Researchers have long known that political decisions are strongly influenced by unconscious emotional reactions. But the new research suggests that for partisans, political thinking is often predominantly emotional.
It is possible to override these biases, Westen said, “but you have to engage in ruthless self-reflection, to say, ‘All right, I know what I want to believe, but I have to be honest.’”
This may be one of the best scientific arguments for a third party that we’ll ever have. That way we couldn’t flip into automatic unconscious binary polarization.
Not just political thought
Submitted by m on Tue, 02/21/2006 – 12:53pm.
Deep seated life views are the basis for our opinions, perceptions and judgments. Logic and reason are used to justify the results and consequences of the lower based reactions, not to create new results.
That such emotional and reflexive reactions make up the overwhelming majority of our choices and opinions is proved daily by the efficacy of marketing processes. And more strikingly by political history, wherein great masses of individuals have been persuaded to sacrifice, suffer and even die for movements that were completely antithetical to their immediate or larger interests.

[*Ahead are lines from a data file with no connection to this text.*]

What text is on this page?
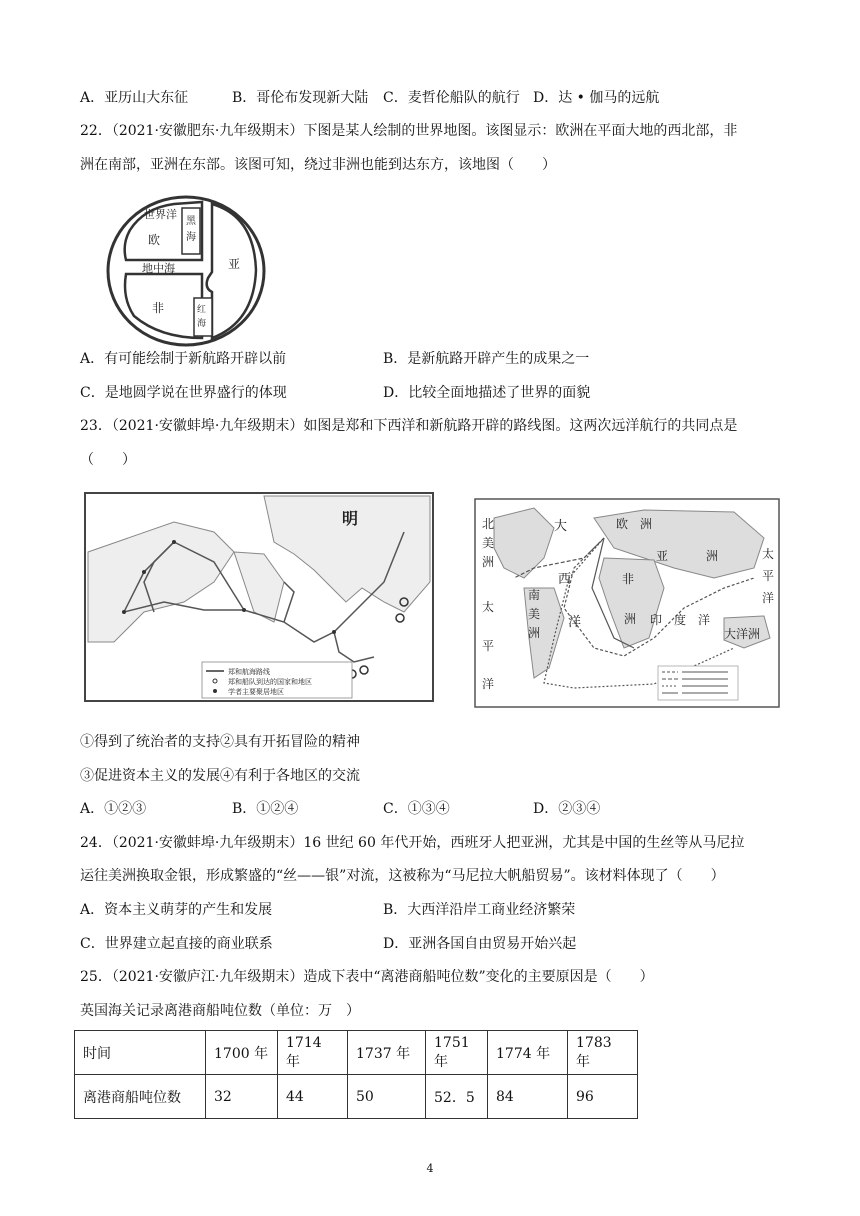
A．亚历山大东征	B．哥伦布发现新大陆 C．麦哲伦船队的航行 D．达 • 伽马的远航
22．（2021·安徽肥东·九年级期末）下图是某人绘制的世界地图。该图显示：欧洲在平面大地的西北部，非
洲在南部，亚洲在东部。该图可知，绕过非洲也能到达东方，该地图（　　）
世界洋
欧
黑
海
地中海	亚
非	红
海
A．有可能绘制于新航路开辟以前	B．是新航路开辟产生的成果之一
C．是地圆学说在世界盛行的体现	D．比较全面地描述了世界的面貌
23．（2021·安徽蚌埠·九年级期末）如图是郑和下西洋和新航路开辟的路线图。这两次远洋航行的共同点是
（　　）
明
郑和航海路线
郑和船队到达的国家和地区
学者主要聚居地区
北
美
洲
太
平
洋
大
西
洋
欧　洲
亚	洲
非
洲
南
美
洲
印　度　洋
大洋洲
太
平
洋
①得到了统治者的支持②具有开拓冒险的精神
③促进资本主义的发展④有利于各地区的交流
A．①②③	B．①②④	C．①③④	D．②③④
24．（2021·安徽蚌埠·九年级期末）16 世纪 60 年代开始，西班牙人把亚洲，尤其是中国的生丝等从马尼拉
运往美洲换取金银，形成繁盛的“丝——银”对流，这被称为“马尼拉大帆船贸易”。该材料体现了（　　）
A．资本主义萌芽的产生和发展	B．大西洋沿岸工商业经济繁荣
C．世界建立起直接的商业联系	D．亚洲各国自由贸易开始兴起
25．（2021·安徽庐江·九年级期末）造成下表中“离港商船吨位数”变化的主要原因是（　　）
英国海关记录离港商船吨位数（单位：万　）
时间	1700 年	1714 年	1737 年	1751 年	1774 年	1783 年
离港商船吨位数	32	44	50	52．5	84	96
4
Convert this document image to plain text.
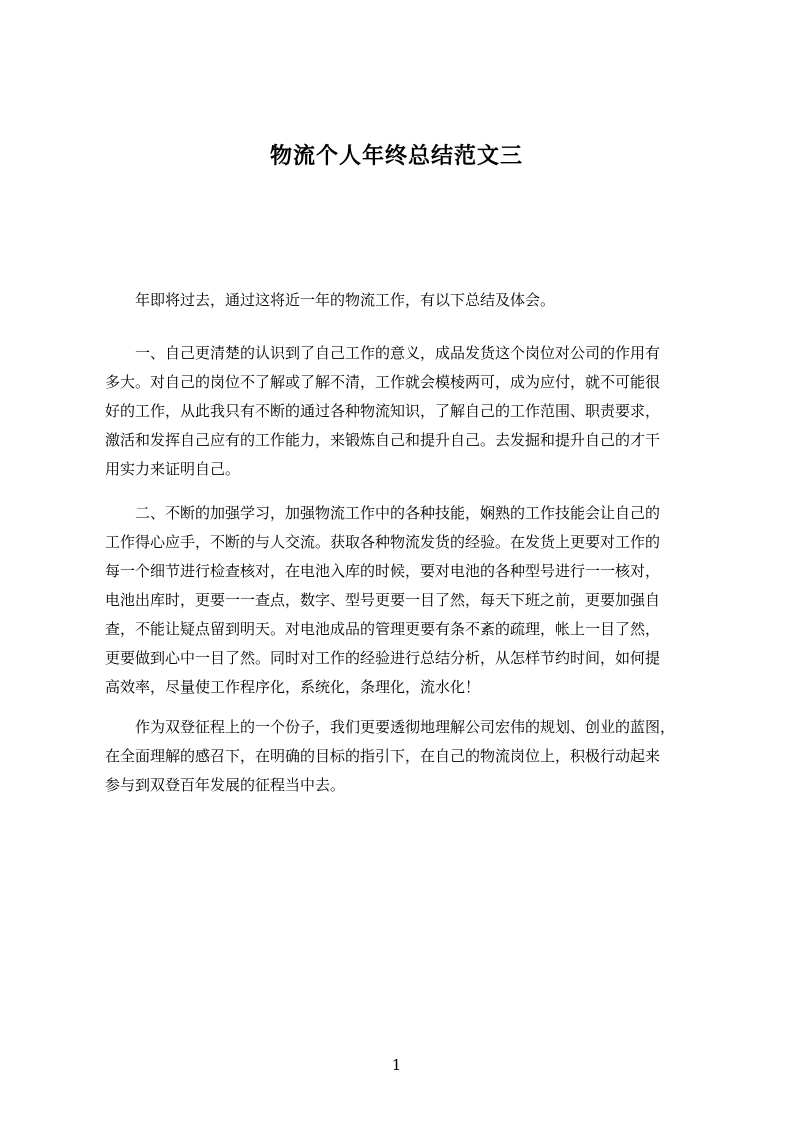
物流个人年终总结范文三
　　年即将过去，通过这将近一年的物流工作，有以下总结及体会。
　　一、自己更清楚的认识到了自己工作的意义，成品发货这个岗位对公司的作用有
多大。对自己的岗位不了解或了解不清，工作就会模棱两可，成为应付，就不可能很
好的工作，从此我只有不断的通过各种物流知识，了解自己的工作范围、职责要求，
激活和发挥自己应有的工作能力，来锻炼自己和提升自己。去发掘和提升自己的才干
用实力来证明自己。
　　二、不断的加强学习，加强物流工作中的各种技能，娴熟的工作技能会让自己的
工作得心应手，不断的与人交流。获取各种物流发货的经验。在发货上更要对工作的
每一个细节进行检查核对，在电池入库的时候，要对电池的各种型号进行一一核对，
电池出库时，更要一一查点，数字、型号更要一目了然，每天下班之前，更要加强自
查，不能让疑点留到明天。对电池成品的管理更要有条不紊的疏理，帐上一目了然，
更要做到心中一目了然。同时对工作的经验进行总结分析，从怎样节约时间，如何提
高效率，尽量使工作程序化，系统化，条理化，流水化！
　　作为双登征程上的一个份子，我们更要透彻地理解公司宏伟的规划、创业的蓝图，
在全面理解的感召下，在明确的目标的指引下，在自己的物流岗位上，积极行动起来
参与到双登百年发展的征程当中去。
1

Those properly trained in the hard sciences know full well how difficult it is to divorce one self from conscious or unconscious preconceived ideas or “desired” outcomes in project design, making observations, selecting data or applicable analytical tests, and of course in interpretation. I use the hard sciences as an example, not to diminish any other area of endeavor, but only because these areas provide the simplest, easiest, and possibly least such influenced areas of study.
The process of changing the inner core is not an easy one. “I wasn’t raised that way” is more often a justification for not thinking, than it is for ethical behavior. Such changes are a major goal of institutions of higher education. Often to the dismay of the parents of the student.
Simply perceiving issues in ones own character or personality is one of great difficulty. Changing acquired habits is beyond the reach of large segments of the population. Intentionally modifying inner core values is ferociously difficult. This probably has strong survival value, even though it contravenes our preferred view of ourselves.
“Re-examine all that you have been told . . . dismiss that which insults your soul.”
— Walt Whitman
When all think alike, then no one is thinking.”
— Walter Lippman
“The most dangerous man to any government is the man who is able to think things out… without regard to the prevailing superstitions and taboos. Almost inevitably he comes to the conclusion that the government he lives under is dishonest, insane, intolerable.”